There’s a vast echoing gap between the mindset of accounting and project management in most businesses. It has a lot to do with time:
- The PMO works with a today-and-tomorrow mindset – getting the project done, on time, to specs.
- Accounting works with a history mindset – keeping track of things that have already happened in order to report, analyze profitability, be compliant, and invoice.
That gap hurts your PMO and your overall bottom line.
Mind the time gap!
Most Project Management Offices (PMOs) are good at reaching milestones and task management. But since they lack access to real-time costing data, they have more difficulty with managing or being held accountable for budget.
It’s not easy, when the PMO doesn’t see cost reports until weeks or even months after costs have been incurred – if at all. Many companies produce time sheets that are disconnected from job information, sometimes even handwritten or in spreadsheet format. The information is then passed awkwardly from admin to accounting. Then double-checked and reconciled before going to payroll. Getting it back to the PMO is not high on the agenda.
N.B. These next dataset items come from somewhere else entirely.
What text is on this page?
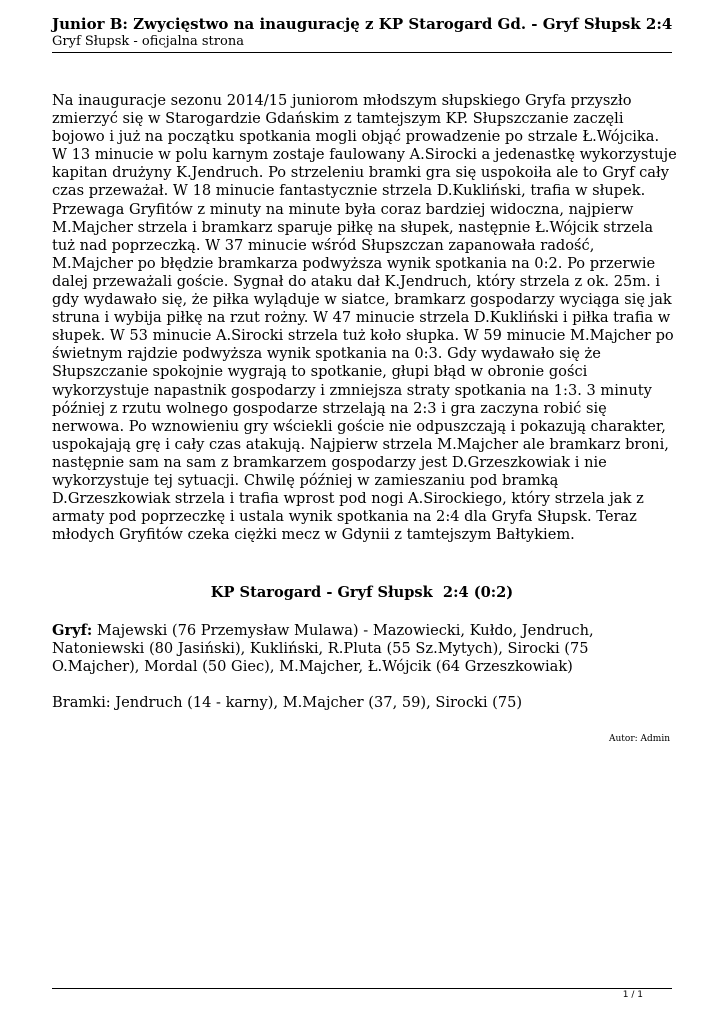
Junior B: Zwycięstwo na inaugurację z KP Starogard Gd. - Gryf Słupsk 2:4
Gryf Słupsk - oficjalna strona

Na inauguracje sezonu 2014/15 juniorom młodszym słupskiego Gryfa przyszło zmierzyć się w Starogardzie Gdańskim z tamtejszym KP. Słupszczanie zaczęli bojowo i już na początku spotkania mogli objąć prowadzenie po strzale Ł.Wójcika. W 13 minucie w polu karnym zostaje faulowany A.Sirocki a jedenastkę wykorzystuje kapitan drużyny K.Jendruch. Po strzeleniu bramki gra się uspokoiła ale to Gryf cały czas przeważał. W 18 minucie fantastycznie strzela D.Kukliński, trafia w słupek. Przewaga Gryfitów z minuty na minute była coraz bardziej widoczna, najpierw M.Majcher strzela i bramkarz sparuje piłkę na słupek, następnie Ł.Wójcik strzela tuż nad poprzeczką. W 37 minucie wśród Słupszczan zapanowała radość, M.Majcher po błędzie bramkarza podwyższa wynik spotkania na 0:2. Po przerwie dalej przeważali goście. Sygnał do ataku dał K.Jendruch, który strzela z ok. 25m. i gdy wydawało się, że piłka wyląduje w siatce, bramkarz gospodarzy wyciąga się jak struna i wybija piłkę na rzut rożny. W 47 minucie strzela D.Kukliński i piłka trafia w słupek. W 53 minucie A.Sirocki strzela tuż koło słupka. W 59 minucie M.Majcher po świetnym rajdzie podwyższa wynik spotkania na 0:3. Gdy wydawało się że Słupszczanie spokojnie wygrają to spotkanie, głupi błąd w obronie gości wykorzystuje napastnik gospodarzy i zmniejsza straty spotkania na 1:3. 3 minuty później z rzutu wolnego gospodarze strzelają na 2:3 i gra zaczyna robić się nerwowa. Po wznowieniu gry wściekli goście nie odpuszczają i pokazują charakter, uspokajają grę i cały czas atakują. Najpierw strzela M.Majcher ale bramkarz broni, następnie sam na sam z bramkarzem gospodarzy jest D.Grzeszkowiak i nie wykorzystuje tej sytuacji. Chwilę później w zamieszaniu pod bramką D.Grzeszkowiak strzela i trafia wprost pod nogi A.Sirockiego, który strzela jak z armaty pod poprzeczkę i ustala wynik spotkania na 2:4 dla Gryfa Słupsk. Teraz młodych Gryfitów czeka ciężki mecz w Gdynii z tamtejszym Bałtykiem.

KP Starogard - Gryf Słupsk  2:4 (0:2)
Gryf: Majewski (76 Przemysław Mulawa) - Mazowiecki, Kułdo, Jendruch, Natoniewski (80 Jasiński), Kukliński, R.Pluta (55 Sz.Mytych), Sirocki (75 O.Majcher), Mordal (50 Giec), M.Majcher, Ł.Wójcik (64 Grzeszkowiak)
Bramki: Jendruch (14 - karny), M.Majcher (37, 59), Sirocki (75)
Autor: Admin
1 / 1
Which of course, raises issues. Among them:
- Ability to make informed daily costing decisions is decreased; their cost impact is not known until too late.
- Projects are more likely to go over-budget.
What could your PMO do better with real-time data? The opposite of the above:
- Make better budget-wise decisions when changes and unexpected events arise, because cost impact numbers are quickly available.
- Know immediately when a project is experiencing cost overruns, and make immediate adjustments, as opposed to the costlier last-minute ones.
These are excellent reasons to implement a real-time platform. But there’s yet another benefit of real-time cost data. And it can change the whole fabric of your business.
The biggest gap may be the culture gap
If your PMO lacks real-time costing data, your service people and technicians can feel like cogs in a wheel. They perform their work, they do their jobs … but they have no way of seeing their own impact, how they contribute to financial success.
Once real-time costing is available, that mindset changes.
Let’s take an example – Ravi the service guy. Ravi’s working on a service ticket, and he’s out of the parts he needs. So Ravi heads to his wholesaler or Home Depot. But since Ravi knows that this trip and this purchase will show up real-time as a cost to the job, he wants this to be his only trip this week. By looking over the week’s worth of jobs assigned to him, he anticipates and figures out everything else he’ll need to buy for the upcoming work. And he makes one trip only.
Over and over, I’ve seen this ownership thinking spread through company culture like a wildfire. Individuals take a visible pride in their ability to be efficient and cost-minded, because they can see the results. Supervisors make more budget-savvy decisions about overtime / material planning / managing sub-contractors. Teams begin to compete with teams, branches with branches.
From the front line up, your employees become more self-managing. And the improvements never stop. Because everybody is motivated the way the owners are. And a new profit-centric customer-centric culture takes over.
An ownership culture pays off generously in financial results
Back to the original question – what would your PMO do with a real-time feedback loop of cost versus budget? Answer: Make better budget-minded decisions, every day, about job activities and events.
And better yet? Real-time cost feedback enables a company-wide culture of ownership thinking – and that’s a powerful thing. I’ve seen it affect a client’s bottom line to the tune of hundreds of thousands of dollars. More than once.